Hans Silvester, Pétanque et jeu provençal (Texte d'Yvan Audouard)
Hans Silvester, Pétanque et jeu provençal, texte d’Yvan Audouard, octobre 2015
Ecrivain(s): Hans Silvester Edition: Le RouergueLes sphères exercent une irrésistible fascination sur les habitants du globe terrestre. Elles suscitent spontanément une « gestuelle » et un imaginaire… J’ai la prétention de croire que, sur un terrain de boules, s’exprime une civilisation plus ancienne, plus complète, plus riche, plus sage (Yvan Audouard).
Face à nous des livres de photos et de grands tirages en noir et blanc de joueurs de Pétanque et de jeu provençal, dans la lumière du noir et blanc. Les photos de Hans Silvester saisissent ces regards des joueurs, sourires, tensions, doutes. Ils s’élancent, les bras se balancent, les corps dansent, on fixe la boule, des cercles se forment, c’est « un théâtre populaire où les hommes se retrouvent pour jouer et regarder ». Sous nos yeux, les ombres des joueurs et des arbres, ces platanes qui ombrent les images de Hans Silvester comme ils ombraient les romans de Jean Giono et les poésies de René Char. Le photographe lit les deux écrivains depuis les années 60, depuis son arrivée à Marseille et son installation dans cette maison ouverte sur les collines du Luberon. « Une ruine achetée pour la moitié du prix d’une 2 CV, aujourd’hui cela serait impossible ».

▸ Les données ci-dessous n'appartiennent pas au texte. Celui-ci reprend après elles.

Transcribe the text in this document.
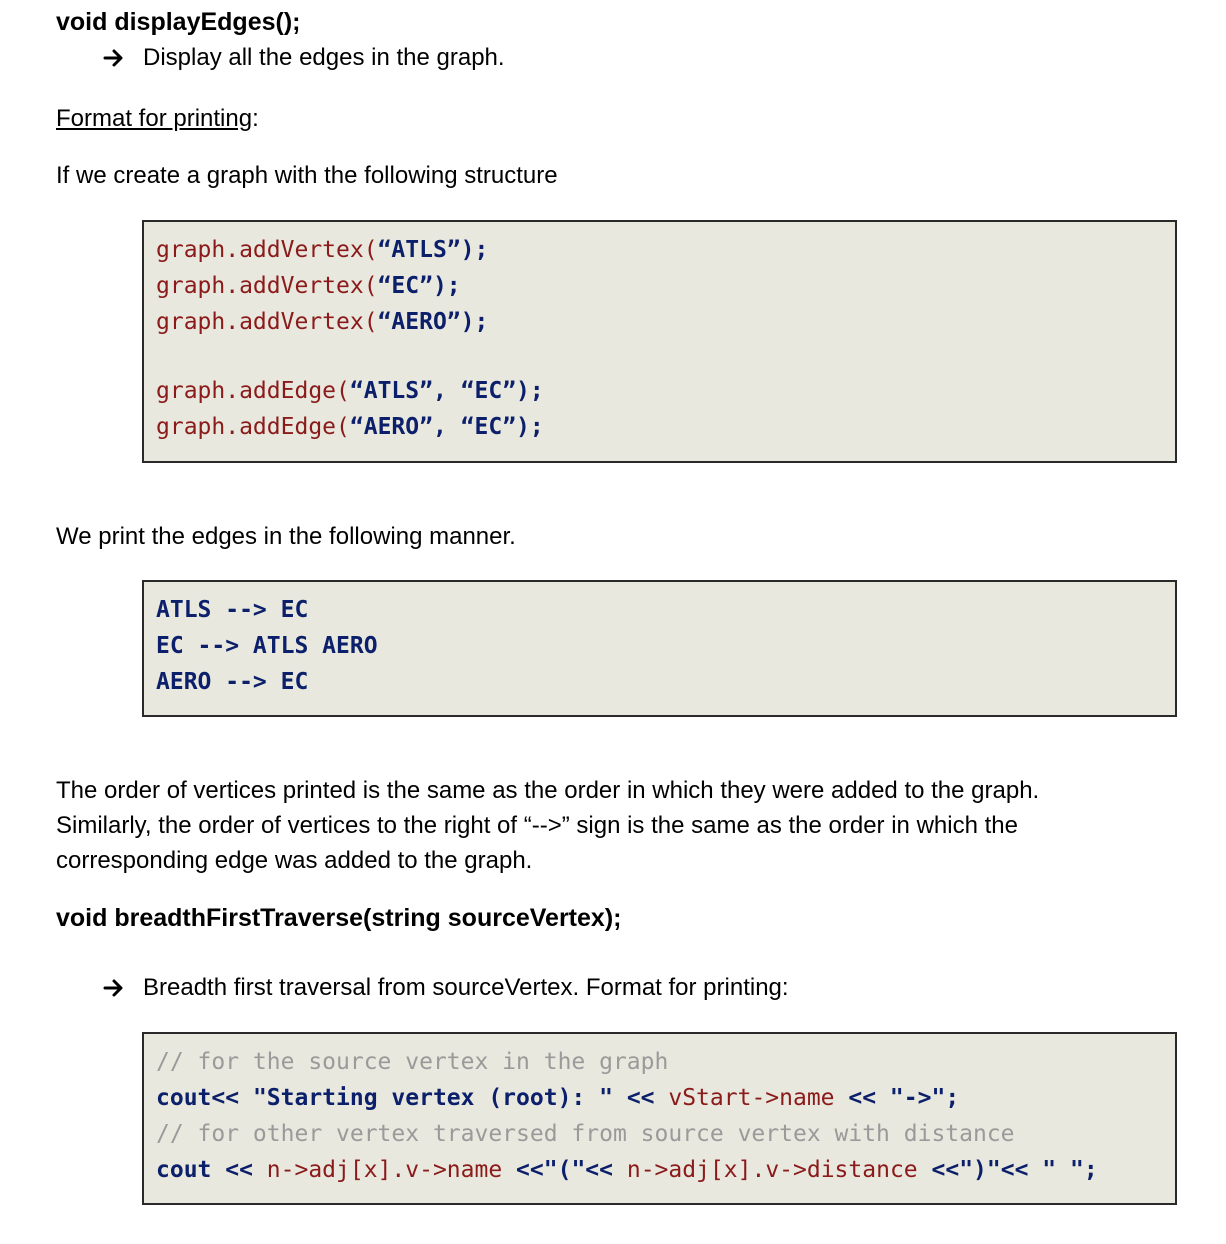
void displayEdges();
Display all the edges in the graph.
Format for printing:
If we create a graph with the following structure
graph.addVertex(“ATLS”);
graph.addVertex(“EC”);
graph.addVertex(“AERO”);
graph.addEdge(“ATLS”, “EC”);
graph.addEdge(“AERO”, “EC”);
We print the edges in the following manner.
ATLS --> EC
EC --> ATLS AERO
AERO --> EC
The order of vertices printed is the same as the order in which they were added to the graph.
Similarly, the order of vertices to the right of “-->” sign is the same as the order in which the
corresponding edge was added to the graph.
void breadthFirstTraverse(string sourceVertex);
Breadth first traversal from sourceVertex. Format for printing:
// for the source vertex in the graph
cout<< "Starting vertex (root): " << vStart->name << "->";
// for other vertex traversed from source vertex with distance
cout << n->adj[x].v->name <<"("<< n->adj[x].v->distance <<")"<< " ";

Rencontre avec Hans Silvester, Lioux, Vaucluse, novembre 2015
Ces photos ont été prises entre 1973 et 1977, j’ai commencé ici, à Roussillon, Gordes, après je suis allé un peu plus loin, à Cavaillon. J’avais des voisins, Monsieur Julian qui avait trois enfants, et son fils aimait vraiment jouer aux boules, donc on a joué ici et c’est comme ça que j’ai commencé. C’est après que j’ai vu que les boules c’est très important culturellement. Les hommes sont ensemble, c’était la qualité de vie de la Provence. Chaque village avait son terrain de boules, c’était un endroit de théâtre populaire et les hommes se rencontraient pour jouer, pour faire des gestes, pour parler et tout ca dépasse le simple jeu de boules, c’est un théâtre villageois, je l’ai senti comme ça. Aujourd’hui tout cela a beaucoup changé, mais à l’époque (dans les années 70), c’était vraiment ça.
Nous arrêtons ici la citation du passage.